I’m tidying my office. It’s going to take a while. There are papers everywhere. They cover every surface.
Most of them are old SATs papers; specifically maths SATs papers. They are organised into piles – one for each of the children I have been working with. Piles and piles of past SATs papers alongside other piles of diagrams and calculations. Because, like many primary school headteachers, I have been spending my afternoons over the past weeks coaching children to pass tests.
Many of our children will reach the expected standard, or higher, in these tests which they sit at the end of Key Stage Two, without any help outside their regular lessons. A few struggle much more – you might even theorise that these tests are not appropriate for them. And then there are the children which are right on the cut line; who might hit the pass mark or might not. And it is these children, or at least some of them, who I end up coaching, having allowed my messiah complex to escape its shackles and convince me that I can single-handedly teach them everything they should have learned over the preceding four years in a few half hour sessions.
Maths is my forte in this unreasonable endeavour. When you sit down with children one-to-one and ask them what you can do to help, they are surprisingly forthcoming about what they do and don’t know. Fractions, decimals and percentages are top of most lists for some extra help, and I end up drawing a lot of pizzas. But the fun really starts with what we call word problems.
You know the sort of thing: “If I buy three apples and a packet of crisps while pouring out a litre of orange juice and paying with a fiver, how much shampoo will I have used by next Tuesday.” At least I think that’s how nonsensical they must seem, judging by the look on some of the children’s faces.
There is a structure to these sorts of questions, a pattern. Add these two things together and take them away from that. Add these things together and then add them to those things. Divide this much something or other by that many portions.
Here are some real examples:
A packet contains 1.5kg of oats. Every day Maria uses 50g of oats to make porridge. How many days does the packet of oats last?
Miss Mills is making jam to sell at the school fair. Strawberries cost £7.50 per kg. Sugar costs 79p per kg. Ten glass jars cost £6.90. She uses 12kg of strawberries and 10kg of sugar to make 20 jars full of jam. Calculate the total cost to make 20 jars full of jam.
Jacob cuts 4 metres of ribbon into three pieces. The length of the first piece is 1.28 metres. The length of the second piece is 1.65 metres. Work out the length of the third piece.

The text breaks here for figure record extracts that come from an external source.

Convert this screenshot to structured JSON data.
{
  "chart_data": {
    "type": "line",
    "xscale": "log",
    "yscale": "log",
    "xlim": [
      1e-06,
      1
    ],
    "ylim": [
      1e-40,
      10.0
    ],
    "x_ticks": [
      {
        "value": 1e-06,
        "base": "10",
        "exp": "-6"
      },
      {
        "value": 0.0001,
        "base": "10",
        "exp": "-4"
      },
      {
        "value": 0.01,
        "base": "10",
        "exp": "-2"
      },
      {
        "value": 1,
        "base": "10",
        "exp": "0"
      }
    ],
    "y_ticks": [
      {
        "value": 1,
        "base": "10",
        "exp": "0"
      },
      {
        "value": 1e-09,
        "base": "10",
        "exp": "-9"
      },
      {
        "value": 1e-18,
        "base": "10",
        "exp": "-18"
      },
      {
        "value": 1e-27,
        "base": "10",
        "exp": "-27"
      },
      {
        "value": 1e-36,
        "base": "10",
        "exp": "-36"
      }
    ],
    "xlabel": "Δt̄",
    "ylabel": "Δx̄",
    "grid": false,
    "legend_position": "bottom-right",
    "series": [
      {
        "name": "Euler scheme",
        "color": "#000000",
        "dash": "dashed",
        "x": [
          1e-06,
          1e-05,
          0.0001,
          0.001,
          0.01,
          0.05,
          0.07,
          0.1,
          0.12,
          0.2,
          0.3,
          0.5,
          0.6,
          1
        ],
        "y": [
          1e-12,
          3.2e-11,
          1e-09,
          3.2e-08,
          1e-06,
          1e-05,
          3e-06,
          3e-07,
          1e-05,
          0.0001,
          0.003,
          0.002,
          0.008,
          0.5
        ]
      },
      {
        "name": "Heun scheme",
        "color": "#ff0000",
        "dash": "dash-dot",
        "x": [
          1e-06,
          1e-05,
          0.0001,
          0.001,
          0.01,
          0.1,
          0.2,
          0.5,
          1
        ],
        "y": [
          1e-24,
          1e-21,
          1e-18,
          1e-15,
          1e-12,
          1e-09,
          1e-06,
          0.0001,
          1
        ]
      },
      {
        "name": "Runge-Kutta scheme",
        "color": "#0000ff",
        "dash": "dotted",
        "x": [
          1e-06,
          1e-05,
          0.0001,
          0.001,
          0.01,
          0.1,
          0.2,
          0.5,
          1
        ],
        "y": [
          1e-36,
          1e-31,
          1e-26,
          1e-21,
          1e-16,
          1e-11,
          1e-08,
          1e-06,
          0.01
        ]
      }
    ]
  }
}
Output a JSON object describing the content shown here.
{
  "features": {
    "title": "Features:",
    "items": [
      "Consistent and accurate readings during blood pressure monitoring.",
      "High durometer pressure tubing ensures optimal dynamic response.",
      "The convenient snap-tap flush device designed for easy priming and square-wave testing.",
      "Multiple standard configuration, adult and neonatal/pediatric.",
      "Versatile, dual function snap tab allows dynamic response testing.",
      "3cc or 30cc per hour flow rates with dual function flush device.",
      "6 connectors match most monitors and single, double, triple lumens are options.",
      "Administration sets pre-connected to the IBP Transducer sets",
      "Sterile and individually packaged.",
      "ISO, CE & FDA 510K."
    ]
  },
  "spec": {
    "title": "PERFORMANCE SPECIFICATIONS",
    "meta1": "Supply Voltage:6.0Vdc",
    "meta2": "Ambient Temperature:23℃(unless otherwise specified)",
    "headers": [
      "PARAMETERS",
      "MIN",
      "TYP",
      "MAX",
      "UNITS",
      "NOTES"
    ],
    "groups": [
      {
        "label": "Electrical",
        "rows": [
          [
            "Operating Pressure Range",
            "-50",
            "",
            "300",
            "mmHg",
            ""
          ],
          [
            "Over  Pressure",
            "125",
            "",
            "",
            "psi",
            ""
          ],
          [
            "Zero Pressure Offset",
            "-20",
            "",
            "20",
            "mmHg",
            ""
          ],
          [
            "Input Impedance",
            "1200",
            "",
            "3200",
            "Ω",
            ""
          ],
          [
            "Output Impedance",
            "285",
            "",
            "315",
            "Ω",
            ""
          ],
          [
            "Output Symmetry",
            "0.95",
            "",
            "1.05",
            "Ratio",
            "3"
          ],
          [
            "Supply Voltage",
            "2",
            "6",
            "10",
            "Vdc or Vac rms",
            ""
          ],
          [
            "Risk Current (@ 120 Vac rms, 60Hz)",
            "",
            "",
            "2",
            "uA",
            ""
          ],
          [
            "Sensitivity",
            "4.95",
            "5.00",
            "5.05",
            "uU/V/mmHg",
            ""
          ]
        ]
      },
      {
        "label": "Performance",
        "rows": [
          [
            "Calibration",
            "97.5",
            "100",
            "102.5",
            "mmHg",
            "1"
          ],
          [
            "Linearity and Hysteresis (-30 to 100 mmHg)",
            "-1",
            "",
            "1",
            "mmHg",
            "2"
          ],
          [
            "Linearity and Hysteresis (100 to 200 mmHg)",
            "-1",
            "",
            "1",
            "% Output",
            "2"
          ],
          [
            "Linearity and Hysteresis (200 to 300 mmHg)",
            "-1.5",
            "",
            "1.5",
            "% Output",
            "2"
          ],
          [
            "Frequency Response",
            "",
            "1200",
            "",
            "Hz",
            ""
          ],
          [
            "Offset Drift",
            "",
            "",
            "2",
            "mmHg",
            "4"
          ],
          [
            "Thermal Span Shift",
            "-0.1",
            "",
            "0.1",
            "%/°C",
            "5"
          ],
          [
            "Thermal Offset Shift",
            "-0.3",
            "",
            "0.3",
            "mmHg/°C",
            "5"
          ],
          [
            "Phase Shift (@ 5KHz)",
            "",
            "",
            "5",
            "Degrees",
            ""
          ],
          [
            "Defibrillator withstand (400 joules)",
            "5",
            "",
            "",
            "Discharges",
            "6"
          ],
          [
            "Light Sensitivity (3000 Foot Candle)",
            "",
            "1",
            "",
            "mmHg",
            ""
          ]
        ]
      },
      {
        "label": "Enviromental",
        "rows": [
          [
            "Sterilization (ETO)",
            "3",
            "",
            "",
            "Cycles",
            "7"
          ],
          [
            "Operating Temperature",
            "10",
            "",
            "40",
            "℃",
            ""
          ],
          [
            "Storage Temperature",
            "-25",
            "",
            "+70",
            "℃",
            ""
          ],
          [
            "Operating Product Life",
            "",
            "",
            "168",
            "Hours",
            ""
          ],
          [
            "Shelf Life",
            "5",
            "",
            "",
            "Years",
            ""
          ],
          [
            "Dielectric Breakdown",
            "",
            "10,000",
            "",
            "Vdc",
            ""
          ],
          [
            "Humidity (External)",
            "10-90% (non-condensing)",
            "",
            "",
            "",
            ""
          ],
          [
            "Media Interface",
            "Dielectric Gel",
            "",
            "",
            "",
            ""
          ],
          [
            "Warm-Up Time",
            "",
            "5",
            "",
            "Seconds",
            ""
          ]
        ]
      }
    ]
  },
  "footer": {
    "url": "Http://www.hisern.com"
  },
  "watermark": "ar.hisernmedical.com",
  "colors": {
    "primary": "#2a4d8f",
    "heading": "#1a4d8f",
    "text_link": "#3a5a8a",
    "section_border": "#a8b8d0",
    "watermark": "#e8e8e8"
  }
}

I suppose to be fair to the test setters they are trying to replicate real-life applications for maths. I’m sure Miss Mills is preparing for the school fair even as I write. But the questions fall within a fairly narrow range. What we actually end up teaching the children is exam technique, which at the age of 11 seems to be on the boundary between absurd and cruel.
Similarly the reading test, in effect a lengthy comprehension exercise, also has some less benign effects. For instance, we spend our days educating our young people to answer in full sentences rather than monosyllabic grunts – “What would you like for lunch?” “I’d like a school packed lunch please, Miss.” And we teach a specific, structured form of joined handwriting, praising its exponents for its beauty.
But when SATs time comes round we throw all this out with the bathwater. No need to write “This is because the writer is trying to convey…”, just get the key words down. And don’t take too long! Never mind about perfect cursive script; as long as it’s legible, that will do. Exam technique above all.
Meanwhile the grammar test is a ghastly nonsense, most of which would defeat any adult who has had the benefit of a sane, balanced education. (Do you know what a fronted adverbial is? Or the subjunctive mood? Do you care?)
By the time we packaged this year’s test papers up – using an amount of plastic which would have made David Attenborough’s blood boil and surrounded by a comical level of secret squirrelry – you could see in the in the children’s eyes that they had had enough of tests, and enough of people like me, and school in general.
Isn’t it about time we stopped putting them through this? Drilling them in test technique and hothousing them in the school hall for hours on end. Allowing maths and English to dominate the curriculum. Can we not find a more intelligent way of assessing what they have learned and how well their school is doing?